6.03.2009

Vaca...and home again


Blake and I had a chance to escape this past weekend. It started out with a nice late night drive Thursday night with coffee to keep us going and then to Sunday. I suggest checking out McD's mocha latte....and fries with sweet and sour sauce I might add. Anyway-it was a perfect weekend! I really wanted some time with him and with the help of community group and family we were on our way. We have really thoughtful people surrounding us and they sent us off on our own. Thank you! My favorite part of the weekend was laying out all day on Saturday, however, what I didn't know is Blake might need more than 15spf that day :). It wasn't even till recently that I've used sunscreen so I thought we were good using the 15 instead of 8, live and learn. We also had an excellent time at a mexican food place called Vivo thanks to another sweet friend. We love the margaritas.

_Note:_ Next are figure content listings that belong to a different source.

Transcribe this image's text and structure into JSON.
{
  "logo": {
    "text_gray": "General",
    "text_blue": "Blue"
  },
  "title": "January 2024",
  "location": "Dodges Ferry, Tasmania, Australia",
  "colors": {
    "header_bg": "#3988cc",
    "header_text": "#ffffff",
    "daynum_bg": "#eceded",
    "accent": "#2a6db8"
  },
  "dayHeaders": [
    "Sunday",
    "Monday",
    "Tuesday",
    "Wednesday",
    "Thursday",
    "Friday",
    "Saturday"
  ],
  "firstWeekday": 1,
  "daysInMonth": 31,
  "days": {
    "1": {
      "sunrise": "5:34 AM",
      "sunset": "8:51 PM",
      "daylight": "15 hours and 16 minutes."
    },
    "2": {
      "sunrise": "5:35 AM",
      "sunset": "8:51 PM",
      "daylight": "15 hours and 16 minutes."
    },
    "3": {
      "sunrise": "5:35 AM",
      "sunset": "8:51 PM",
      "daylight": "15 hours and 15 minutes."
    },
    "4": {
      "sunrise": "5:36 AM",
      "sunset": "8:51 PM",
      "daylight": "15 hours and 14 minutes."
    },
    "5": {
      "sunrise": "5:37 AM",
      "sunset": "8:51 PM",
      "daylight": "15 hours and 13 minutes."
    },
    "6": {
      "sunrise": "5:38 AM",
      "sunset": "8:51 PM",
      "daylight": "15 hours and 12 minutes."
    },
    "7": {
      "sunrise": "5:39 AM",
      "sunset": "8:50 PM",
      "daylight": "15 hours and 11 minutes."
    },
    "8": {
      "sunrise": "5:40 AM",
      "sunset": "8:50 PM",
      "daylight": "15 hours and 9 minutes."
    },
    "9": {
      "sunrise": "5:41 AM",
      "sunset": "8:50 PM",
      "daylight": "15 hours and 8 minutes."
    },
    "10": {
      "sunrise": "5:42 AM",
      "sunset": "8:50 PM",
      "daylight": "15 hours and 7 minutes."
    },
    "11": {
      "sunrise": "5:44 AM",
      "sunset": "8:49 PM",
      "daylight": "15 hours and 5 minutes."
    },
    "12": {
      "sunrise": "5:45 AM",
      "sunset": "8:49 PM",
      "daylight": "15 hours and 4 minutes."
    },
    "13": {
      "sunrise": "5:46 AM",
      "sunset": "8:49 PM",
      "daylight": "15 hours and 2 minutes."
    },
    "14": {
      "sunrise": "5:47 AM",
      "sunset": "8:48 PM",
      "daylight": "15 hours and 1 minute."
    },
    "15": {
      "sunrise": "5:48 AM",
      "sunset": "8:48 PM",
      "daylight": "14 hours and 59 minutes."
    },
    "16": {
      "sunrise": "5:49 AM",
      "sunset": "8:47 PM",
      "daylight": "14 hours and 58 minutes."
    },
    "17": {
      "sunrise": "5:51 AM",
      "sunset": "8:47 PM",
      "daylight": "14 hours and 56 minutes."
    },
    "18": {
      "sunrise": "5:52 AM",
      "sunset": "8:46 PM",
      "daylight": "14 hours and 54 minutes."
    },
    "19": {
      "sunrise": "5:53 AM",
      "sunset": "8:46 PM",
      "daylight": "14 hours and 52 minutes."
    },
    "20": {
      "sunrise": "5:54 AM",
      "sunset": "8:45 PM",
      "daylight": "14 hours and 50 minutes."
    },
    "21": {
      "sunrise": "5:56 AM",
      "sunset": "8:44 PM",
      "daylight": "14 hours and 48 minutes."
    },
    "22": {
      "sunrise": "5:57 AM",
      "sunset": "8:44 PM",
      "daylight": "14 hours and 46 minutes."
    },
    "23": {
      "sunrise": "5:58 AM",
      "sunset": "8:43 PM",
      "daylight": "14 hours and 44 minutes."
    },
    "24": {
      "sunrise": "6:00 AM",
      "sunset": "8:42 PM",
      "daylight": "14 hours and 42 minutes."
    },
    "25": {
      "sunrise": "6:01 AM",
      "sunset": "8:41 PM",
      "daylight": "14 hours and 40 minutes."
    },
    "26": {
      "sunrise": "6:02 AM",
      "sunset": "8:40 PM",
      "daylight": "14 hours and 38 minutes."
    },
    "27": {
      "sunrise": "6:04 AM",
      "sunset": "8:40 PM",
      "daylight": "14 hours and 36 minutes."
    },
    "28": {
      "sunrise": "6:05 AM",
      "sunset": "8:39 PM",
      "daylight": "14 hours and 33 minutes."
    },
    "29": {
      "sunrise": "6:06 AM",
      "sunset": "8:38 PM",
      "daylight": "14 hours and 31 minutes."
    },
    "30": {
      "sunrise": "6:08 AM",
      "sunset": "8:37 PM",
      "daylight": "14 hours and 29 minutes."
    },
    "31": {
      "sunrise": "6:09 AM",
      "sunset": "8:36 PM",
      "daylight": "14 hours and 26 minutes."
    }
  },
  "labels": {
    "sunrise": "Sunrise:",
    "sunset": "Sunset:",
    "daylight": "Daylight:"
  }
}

I do want to write about another part of our vacation. It was the ride home. This actually came as a surprise to both me and Blake. On the way home it hit me like a ton of bricks- I am in fact having a miscarriage, I am pregnant but carrying a child who will soon be "delivered" way before it is time, I am sad-very sad, I am angry and I will have to deal with this again as we go home. I will in fact plant a tree to remember our child but I will not hold this child, I will again long for the days of holding and knowing this baby-not the next one. I can not stay in denial I have to walk forward. The day coming home was probably the hardest day for me since learning of our miscarriage 2 weeks ago. I didn't expect it and Blake certainly didn't but it came, it came hard and heavy. I write this not to put a damper on this but for those who know of people going through a hard time. Expect days of grief, maybe worse than it has been so far. Expect for the grieving period to take a very long time-or not, but don't put limits on it either way. Be ready for the ride home when all fears and longings and sadness come tumbling in and know....even though you may want to hear of a wonderful time (and it was) they may only be feeling pain and may once again be numb to this world.